Les décisions du pouvoir politique ont un énorme impact sur l’industrie automobile mais ces décisions sont parfois dénuées de logique industrielle voire de bon sens. Par exemple, c’est suite à des positions politiques que les moteurs diesel se sont répandus comme une traînée de poudre en Europe – jusqu’au Dieselgate – alors que cette technologie n’a pas rencontré de succès aux Etats-Unis.
Récemment, le zurichois Emil Frey, un des principaux distributeurs automobiles en Europe, a annoncé son intention de commercialiser des voitures électriques du géant chinois Great Wall Motor. Cette annonce fait suite à la décision de BYD, un autre grand constructeur automobile chinois, de pénétrer le marché européen. En outre, un autre chinois, Aiways, a ouvert il y a peu une filiale en Suisse. Avec sa présence au salon «Auto Zurich», Aiways ne cherche plus à juste observer le marché mais bien à acquérir des clients.

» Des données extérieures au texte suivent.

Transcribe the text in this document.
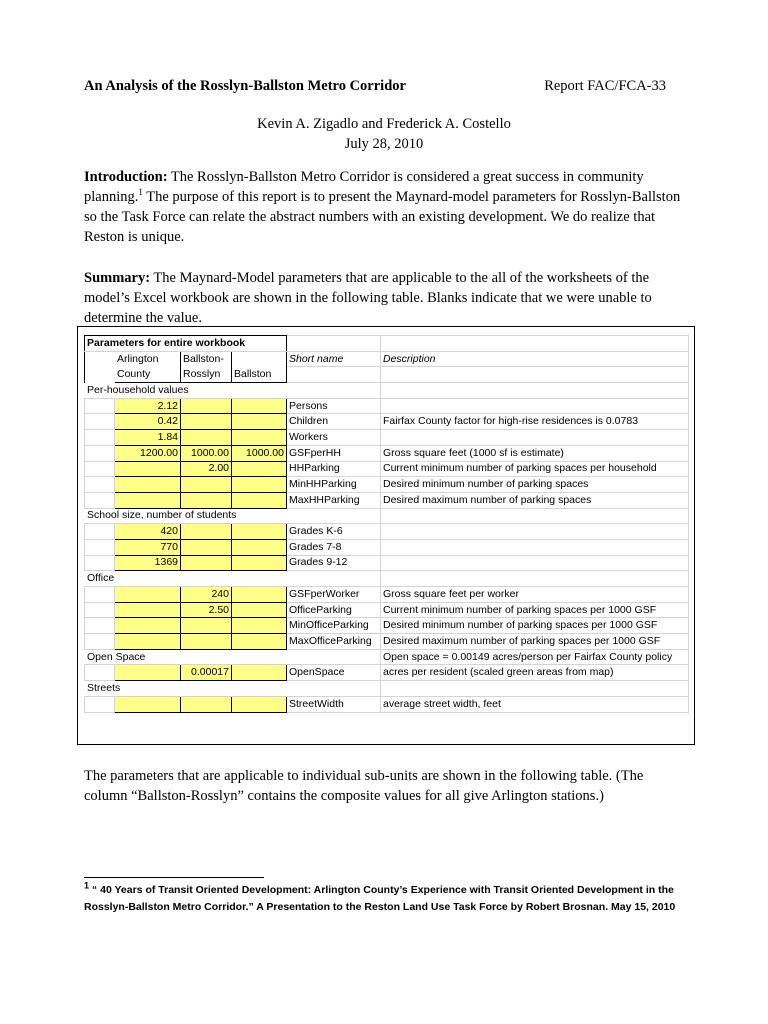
An Analysis of the Rosslyn-Ballston Metro Corridor	Report FAC/FCA-33
Kevin A. Zigadlo and Frederick A. Costello
July 28, 2010
Introduction: The Rosslyn-Ballston Metro Corridor is considered a great success in community planning.$^1$ The purpose of this report is to present the Maynard-model parameters for Rosslyn-Ballston so the Task Force can relate the abstract numbers with an existing development. We do realize that Reston is unique.
Summary: The Maynard-Model parameters that are applicable to the all of the worksheets of the model’s Excel workbook are shown in the following table. Blanks indicate that we were unable to determine the value.
Parameters for entire workbook					
	Arlington	Ballston-		Short name	Description
	County	Rosslyn	Ballston		
Per-household values					
	2.12			Persons	
	0.42			Children	Fairfax County factor for high-rise residences is 0.0783
	1.84			Workers	
	1200.00	1000.00	1000.00	GSFperHH	Gross square feet (1000 sf is estimate)
		2.00		HHParking	Current minimum number of parking spaces per household
				MinHHParking	Desired minimum number of parking spaces
				MaxHHParking	Desired maximum number of parking spaces
School size, number of students					
	420			Grades K-6	
	770			Grades 7-8	
	1369			Grades 9-12	
Office					
		240		GSFperWorker	Gross square feet per worker
		2.50		OfficeParking	Current minimum number of parking spaces per 1000 GSF
				MinOfficeParking	Desired minimum number of parking spaces per 1000 GSF
				MaxOfficeParking	Desired maximum number of parking spaces per 1000 GSF
Open Space					Open space = 0.00149 acres/person per Fairfax County policy
		0.00017		OpenSpace	acres per resident (scaled green areas from map)
Streets					
				StreetWidth	average street width, feet
The parameters that are applicable to individual sub-units are shown in the following table. (The column “Ballston-Rosslyn” contains the composite values for all give Arlington stations.)
$^1$ “ 40 Years of Transit Oriented Development: Arlington County’s Experience with Transit Oriented Development in the Rosslyn-Ballston Metro Corridor.” A Presentation to the Reston Land Use Task Force by Robert Brosnan. May 15, 2010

Comment expliquer cet engouement soudain des constructeurs automobiles chinois pour le marché européen? Je leur ai naturellement posé la question et toutes leurs réponses mettent en exergue une décision politique majeure: en juin de cette année, la Commission européenne a décidé d’interdire la vente des voitures à combustion à partir de 2035. Comme cette décision est passablement dénuée de logique industrielle et de bien-fondé écologique, les constructeurs automobiles européens – à commencer par Carlos Tavares, CEO de Stellantis – s’arrachent les cheveux. Naturellement, ces constructeurs européens se demandent pourquoi leurs parlementaires ne se sont pas contentés de définir des objectifs environnementaux ambitieux pour laisser aux experts industriels la tâche de trouver les meilleures solutions possibles pour atteindre ces buts.
J’aurais préféré que la libre concurrence ne soit pas sacrifiée sur l’autel du dogmatisme des parlementaires européens
Philippe D. Monnier
Comme les véhicules électriques sont nettement plus onéreux que les voitures à combustion, il est fort probable que la classe moyenne européenne se rue sur les voitures électriques d’entrée de gamme, donc probablement fabriquées en Chine. Naturellement, les répercussions sur l’emploi au sein des constructeurs et des fournisseurs européens (suisses y compris) risquent bien d’être fâcheuses.
Heureusement, les entreprises suisses ont maintes fois prouvé leur résilience face aux crises. Et concernant les industriels chinois, je m’empresse de préciser que je n’ai rien contre eux mais j’aurais préféré que la libre concurrence ne soit pas sacrifiée sur l’autel du dogmatisme des parlementaires européens.
Les décisions politiques suisses sont généralement plus pragmatiques que celles des parlementaires européens, sans doute grâce à notre démocratie directe. Malheureusement, lorsque l’interdiction de l’Union européenne deviendra réalité en 2035, elle sera presque toujours automatiquement appliquée en Suisse pour des questions assez complexes d’immatriculation.